Rays passing through the center of the lens are not refracted.
Rays passing through the edge of the lens are refracted outwards.

Focal Length and Object Distance

The relationship between the focal length (f), the object distance (u), and the image distance (v) for a thin lens is given by the lens formula:

$$ \frac{1}{f} = \frac{1}{u} + \frac{1}{v} $$

Where:

f is the focal length of the lens (in meters).
u is the distance of the object from the lens (in meters).
v is the distance of the image from the lens (in meters).

The sign convention for distances is important:

Object distances (u) are typically taken as negative if the object is on the same side of the lens as the incoming light.
Image distances (v) are positive if the image is on the opposite side of the lens from the object; otherwise, they are negative.

Image Formation with Converging Lenses

Converging lenses can form real or virtual images depending on the object's position relative to the focal point.

Object beyond 2f: Real, inverted, and diminished image.
Object at 2f: Real, inverted, and the same size as the object.
Object between f and 2f: Real, inverted, and magnified image.
Object at f: No image is formed.
Object between the lens and f: Virtual, upright, and magnified image.

Diverging Lenses

Action on a Parallel Beam of Light

A diverging lens is thinner in the middle than at the edges. When a parallel beam of light strikes a diverging lens, the rays are refracted outwards, as if they originated from a virtual focal point on the same side of the lens as the incoming light.

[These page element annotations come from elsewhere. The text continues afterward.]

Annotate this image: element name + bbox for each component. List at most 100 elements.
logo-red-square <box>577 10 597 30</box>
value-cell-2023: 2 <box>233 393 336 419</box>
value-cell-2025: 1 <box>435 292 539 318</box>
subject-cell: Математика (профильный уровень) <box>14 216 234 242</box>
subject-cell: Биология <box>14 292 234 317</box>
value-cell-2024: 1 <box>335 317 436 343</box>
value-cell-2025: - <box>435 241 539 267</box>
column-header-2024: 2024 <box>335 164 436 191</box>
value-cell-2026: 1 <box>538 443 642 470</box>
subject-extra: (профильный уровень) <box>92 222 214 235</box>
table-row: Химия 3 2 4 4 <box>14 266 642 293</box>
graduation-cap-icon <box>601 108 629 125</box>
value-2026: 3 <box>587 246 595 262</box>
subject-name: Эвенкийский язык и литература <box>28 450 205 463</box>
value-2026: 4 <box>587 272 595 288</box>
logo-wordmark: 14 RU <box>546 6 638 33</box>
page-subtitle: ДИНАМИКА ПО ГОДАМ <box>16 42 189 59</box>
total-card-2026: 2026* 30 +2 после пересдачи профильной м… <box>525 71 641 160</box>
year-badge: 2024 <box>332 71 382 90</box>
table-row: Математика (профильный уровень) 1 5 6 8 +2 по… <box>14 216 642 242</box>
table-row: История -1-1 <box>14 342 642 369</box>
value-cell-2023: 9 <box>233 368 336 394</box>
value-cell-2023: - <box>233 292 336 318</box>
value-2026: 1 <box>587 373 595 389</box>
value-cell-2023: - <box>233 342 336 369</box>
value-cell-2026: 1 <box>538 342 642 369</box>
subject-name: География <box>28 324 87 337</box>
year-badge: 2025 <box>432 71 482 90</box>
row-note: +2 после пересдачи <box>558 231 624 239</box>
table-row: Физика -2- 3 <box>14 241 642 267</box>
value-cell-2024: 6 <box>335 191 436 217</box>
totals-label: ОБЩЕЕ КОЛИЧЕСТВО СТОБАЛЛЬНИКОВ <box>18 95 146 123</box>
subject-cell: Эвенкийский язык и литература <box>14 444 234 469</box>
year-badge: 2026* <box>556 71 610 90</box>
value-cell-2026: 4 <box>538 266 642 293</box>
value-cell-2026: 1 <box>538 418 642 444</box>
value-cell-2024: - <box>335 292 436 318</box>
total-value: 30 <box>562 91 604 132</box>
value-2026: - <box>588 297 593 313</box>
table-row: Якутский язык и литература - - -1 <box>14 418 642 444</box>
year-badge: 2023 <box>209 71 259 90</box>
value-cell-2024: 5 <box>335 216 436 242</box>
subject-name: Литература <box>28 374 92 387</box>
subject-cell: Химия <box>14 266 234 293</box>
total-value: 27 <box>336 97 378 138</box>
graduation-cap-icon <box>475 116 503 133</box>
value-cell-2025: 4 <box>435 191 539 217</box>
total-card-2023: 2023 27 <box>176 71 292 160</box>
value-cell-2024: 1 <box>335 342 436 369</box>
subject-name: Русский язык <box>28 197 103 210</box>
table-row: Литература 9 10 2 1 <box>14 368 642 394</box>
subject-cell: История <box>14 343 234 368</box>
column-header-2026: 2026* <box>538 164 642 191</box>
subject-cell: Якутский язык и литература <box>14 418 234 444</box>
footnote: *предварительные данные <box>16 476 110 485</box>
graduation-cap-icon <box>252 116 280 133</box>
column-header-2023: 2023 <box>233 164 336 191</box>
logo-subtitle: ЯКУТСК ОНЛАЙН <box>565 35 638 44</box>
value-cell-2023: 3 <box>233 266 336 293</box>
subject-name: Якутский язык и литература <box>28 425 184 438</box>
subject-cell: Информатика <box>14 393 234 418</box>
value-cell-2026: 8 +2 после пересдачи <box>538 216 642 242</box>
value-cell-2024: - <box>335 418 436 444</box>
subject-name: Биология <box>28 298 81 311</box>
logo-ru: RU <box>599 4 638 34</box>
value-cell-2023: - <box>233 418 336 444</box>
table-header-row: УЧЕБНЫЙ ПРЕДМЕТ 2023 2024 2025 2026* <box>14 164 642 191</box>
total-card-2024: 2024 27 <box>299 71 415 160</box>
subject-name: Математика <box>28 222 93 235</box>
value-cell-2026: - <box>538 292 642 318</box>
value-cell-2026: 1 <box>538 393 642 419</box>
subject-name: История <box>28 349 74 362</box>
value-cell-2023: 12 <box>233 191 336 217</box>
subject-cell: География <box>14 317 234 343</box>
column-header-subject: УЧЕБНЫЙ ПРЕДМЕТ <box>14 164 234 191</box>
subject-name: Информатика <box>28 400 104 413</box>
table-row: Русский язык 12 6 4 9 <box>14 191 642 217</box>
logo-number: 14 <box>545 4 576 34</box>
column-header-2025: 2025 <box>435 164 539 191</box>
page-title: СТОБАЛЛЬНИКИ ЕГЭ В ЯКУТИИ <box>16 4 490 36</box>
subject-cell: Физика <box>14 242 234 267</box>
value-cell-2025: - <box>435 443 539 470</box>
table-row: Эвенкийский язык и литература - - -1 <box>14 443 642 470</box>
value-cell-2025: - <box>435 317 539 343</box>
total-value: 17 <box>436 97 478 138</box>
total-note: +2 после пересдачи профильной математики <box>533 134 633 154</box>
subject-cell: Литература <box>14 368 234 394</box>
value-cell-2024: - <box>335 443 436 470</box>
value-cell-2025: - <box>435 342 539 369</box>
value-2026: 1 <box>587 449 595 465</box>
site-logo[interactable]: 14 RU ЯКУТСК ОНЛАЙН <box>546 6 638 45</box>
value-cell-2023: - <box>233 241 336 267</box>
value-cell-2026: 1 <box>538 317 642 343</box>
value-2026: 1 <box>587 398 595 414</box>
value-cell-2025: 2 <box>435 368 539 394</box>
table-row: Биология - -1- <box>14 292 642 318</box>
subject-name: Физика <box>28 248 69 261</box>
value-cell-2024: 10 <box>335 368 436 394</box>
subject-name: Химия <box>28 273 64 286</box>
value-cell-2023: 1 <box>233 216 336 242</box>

Suggested diagram: A parallel beam of light entering a diverging lens and diverging as if originating from a virtual focal point.

The path of light rays passing through a diverging lens can be visualized as follows:

Rays parallel to the principal axis are refracted outwards, appearing to diverge from a point behind the lens.
Rays passing through the center of the lens are not refracted.
Rays passing through the edge of the lens are refracted inwards.

Focal Length and Object Distance

Diverging lenses also have a focal length (f), which is negative. The relationship between the focal length (f), the object distance (u), and the image distance (v) for a thin lens is given by the lens formula:

$$ \frac{1}{f} = \frac{1}{u} + \frac{1}{v} $$

The sign convention for distances remains the same as for converging lenses.

Image Formation with Diverging Lenses

Diverging lenses always form virtual, upright, and diminished images, regardless of the object's position.

Summary

Understanding how thin lenses affect parallel beams of light is fundamental to optics. Converging lenses focus light to form real or virtual images, while diverging lenses spread light, always forming virtual, upright, and diminished images. The lens formula provides a quantitative relationship between the object, image, and focal distances.